Actor Powers Boothe, known for his roles in “Sin City,” “Agents of S.H.I.E.L.D,” and “Deadwood,” has died at 68, his publicist, Karen Samfilippo, said.
The Emmy-winning actor passed away Sunday of natural causes in his sleep at his Los Angeles home.
A private service will be held in his home state of Texas, Samfilippo said.
His family is also considering a memorial celebration in his honor for a future date.
Boothe is well known for his villain roles and Westerns. He played a key role in the HBO series “Deadwood” as saloon owner Cy Tolliver.
In 1980, Boothe’s leading role in the TV movie “Guyana Tragedy: The Story of Jim Jones” earned him an Emmy for “outstanding lead actor in a limited series or special.”
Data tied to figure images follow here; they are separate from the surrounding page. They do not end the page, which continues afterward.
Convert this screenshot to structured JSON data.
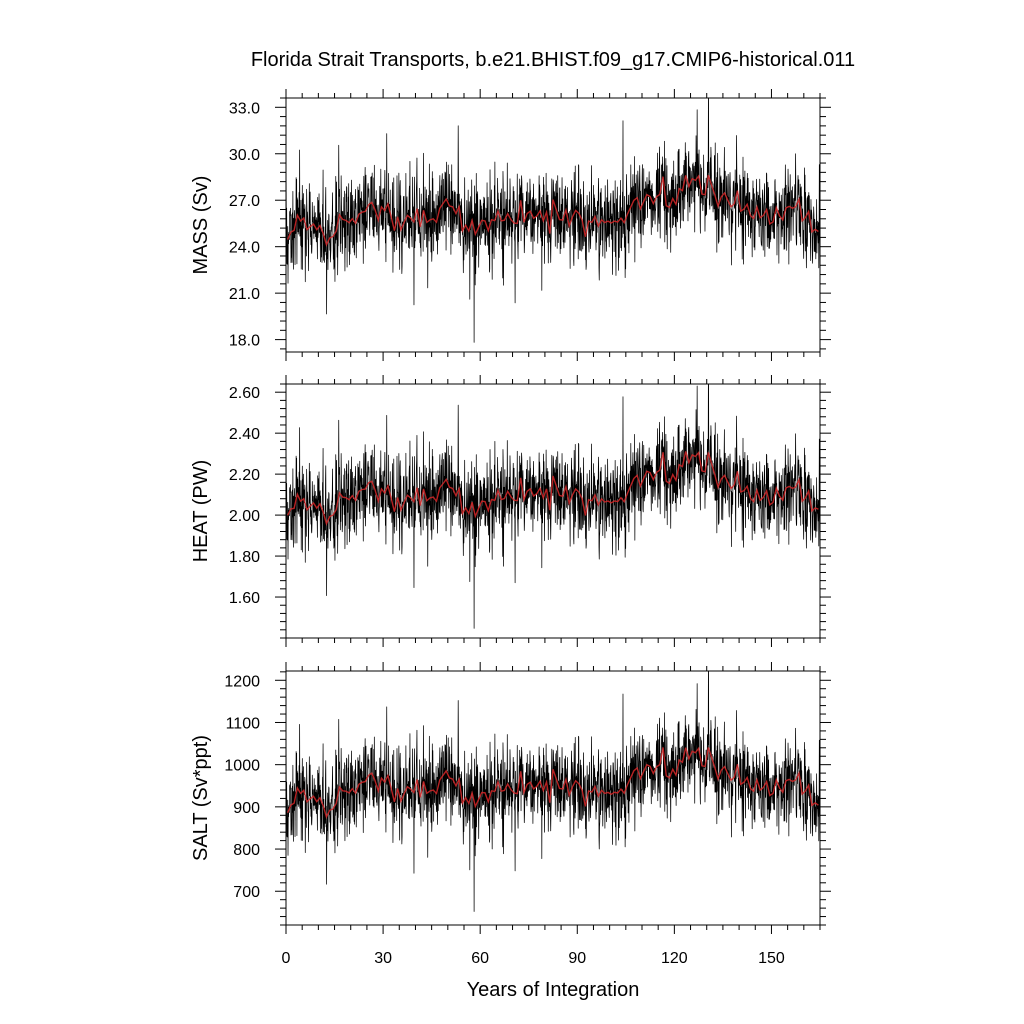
{
  "figure": {
    "title": "Florida Strait Transports, b.e21.BHIST.f09_g17.CMIP6-historical.011",
    "xlabel": "Years of Integration"
  },
  "chart_data": [
    {
      "type": "line",
      "ylabel": "MASS (Sv)",
      "xlim": [
        0,
        165
      ],
      "ylim": [
        17.2,
        33.6
      ],
      "x_ticks": [
        0,
        30,
        60,
        90,
        120,
        150
      ],
      "y_ticks": [
        18.0,
        21.0,
        24.0,
        27.0,
        30.0,
        33.0
      ],
      "y_tick_labels": [
        "18.0",
        "21.0",
        "24.0",
        "27.0",
        "30.0",
        "33.0"
      ],
      "grid": false,
      "series": [
        {
          "role": "monthly",
          "color": "#000000",
          "base": 25.7,
          "amp": 1.45,
          "spike": 2.8,
          "decimals": 2
        },
        {
          "role": "annual-mean",
          "color": "#d62728",
          "decimals": 2
        }
      ],
      "mean_profile": {
        "years": [
          0,
          5,
          10,
          15,
          20,
          25,
          30,
          35,
          40,
          45,
          50,
          55,
          60,
          65,
          70,
          75,
          80,
          85,
          90,
          95,
          100,
          105,
          110,
          115,
          120,
          125,
          130,
          135,
          140,
          145,
          150,
          155,
          160,
          165
        ],
        "values": [
          24.3,
          25.6,
          24.9,
          24.8,
          26.0,
          26.7,
          26.5,
          25.7,
          25.9,
          25.8,
          26.8,
          25.2,
          25.6,
          25.9,
          26.0,
          26.2,
          26.4,
          26.2,
          25.6,
          25.7,
          25.4,
          25.9,
          26.8,
          27.5,
          27.0,
          28.2,
          27.6,
          26.9,
          26.9,
          25.9,
          26.1,
          26.6,
          26.5,
          24.6
        ]
      }
    },
    {
      "type": "line",
      "ylabel": "HEAT (PW)",
      "xlim": [
        0,
        165
      ],
      "ylim": [
        1.4,
        2.64
      ],
      "x_ticks": [
        0,
        30,
        60,
        90,
        120,
        150
      ],
      "y_ticks": [
        1.6,
        1.8,
        2.0,
        2.2,
        2.4,
        2.6
      ],
      "y_tick_labels": [
        "1.60",
        "1.80",
        "2.00",
        "2.20",
        "2.40",
        "2.60"
      ],
      "grid": false,
      "series": [
        {
          "role": "monthly",
          "color": "#000000",
          "base": 2.08,
          "amp": 0.11,
          "spike": 0.22,
          "decimals": 3
        },
        {
          "role": "annual-mean",
          "color": "#d62728",
          "decimals": 3
        }
      ],
      "mean_profile": {
        "years": [
          0,
          5,
          10,
          15,
          20,
          25,
          30,
          35,
          40,
          45,
          50,
          55,
          60,
          65,
          70,
          75,
          80,
          85,
          90,
          95,
          100,
          105,
          110,
          115,
          120,
          125,
          130,
          135,
          140,
          145,
          150,
          155,
          160,
          165
        ],
        "values": [
          1.99,
          2.06,
          2.02,
          2.01,
          2.11,
          2.16,
          2.12,
          2.07,
          2.09,
          2.09,
          2.15,
          2.02,
          2.06,
          2.09,
          2.11,
          2.12,
          2.14,
          2.13,
          2.07,
          2.08,
          2.05,
          2.09,
          2.17,
          2.23,
          2.19,
          2.28,
          2.23,
          2.15,
          2.16,
          2.07,
          2.1,
          2.14,
          2.13,
          2.0
        ]
      }
    },
    {
      "type": "line",
      "ylabel": "SALT (Sv*ppt)",
      "xlim": [
        0,
        165
      ],
      "ylim": [
        620,
        1222
      ],
      "x_ticks": [
        0,
        30,
        60,
        90,
        120,
        150
      ],
      "x_tick_labels": [
        "0",
        "30",
        "60",
        "90",
        "120",
        "150"
      ],
      "y_ticks": [
        700,
        800,
        900,
        1000,
        1100,
        1200
      ],
      "y_tick_labels": [
        "700",
        "800",
        "900",
        "1000",
        "1100",
        "1200"
      ],
      "grid": false,
      "series": [
        {
          "role": "monthly",
          "color": "#000000",
          "base": 940,
          "amp": 52,
          "spike": 100,
          "decimals": 1
        },
        {
          "role": "annual-mean",
          "color": "#d62728",
          "decimals": 1
        }
      ],
      "mean_profile": {
        "years": [
          0,
          5,
          10,
          15,
          20,
          25,
          30,
          35,
          40,
          45,
          50,
          55,
          60,
          65,
          70,
          75,
          80,
          85,
          90,
          95,
          100,
          105,
          110,
          115,
          120,
          125,
          130,
          135,
          140,
          145,
          150,
          155,
          160,
          165
        ],
        "values": [
          880,
          930,
          905,
          900,
          950,
          975,
          965,
          935,
          945,
          940,
          975,
          915,
          930,
          945,
          950,
          955,
          965,
          960,
          935,
          940,
          925,
          945,
          980,
          1005,
          985,
          1025,
          1005,
          975,
          975,
          940,
          950,
          965,
          960,
          890
        ]
      }
    }
  ]
}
He accepted his Emmy in person unlike many nominees and presenters who boycotted the event as part of a Screen Actors Guild strike.
“This is either the most courageous moment of my careers or the stupidest,” he said while accepting the award, TIME magazine reported.
More recently, Boothe starred as Senator Roark in the “Sin City” franchise and as Gideon Malick on Marvel’s “Agents of S.H.I.E.L.D.”
Friends and colleagues took on social media to express his condolences for Boothe’s passing.
“It’s with great sadness that I mourn the passing of my friend Powers Boothe. A dear friend, great actor, devoted father and husband,” actor Beau Bridges wrote on Twitter.
Boothe’s co-star in the 1984 war film “Red Dawn,” actress Lea Thompson remembered the actor.
“I loved acting with you #PowersBoothe you were a gentlemen and a great actor,” she wrote.
His Deadwood colleague, Garret Dillahunt, described the actor on Facebook as “a formidable adversary, baseball lover and poser hater”
“Give em hell Powers,” he wrote.
Boothe grew up in a cotton farm in western Texas.
He became the first person in his family to attend college when he went to Texas State University.
It wasn’t until he received a fellowship to enroll in a Southern Methodist University graduate program in Dallas that he saw acting as a career.
“Before that, I never thought about it,” he said in a 2012 interview with American Profile magazine. “To me, going to L.A. or New York was like going to the moon!”
He began his acting career in the 1970s in the Oregon Shakespeare Company before he landed a role in a Broadway comedy called Lone Star in 1980.
In 2009, Boothe was inducted in the Texas Film Hall of Fame along with actor and singer Billy Bob Thornton.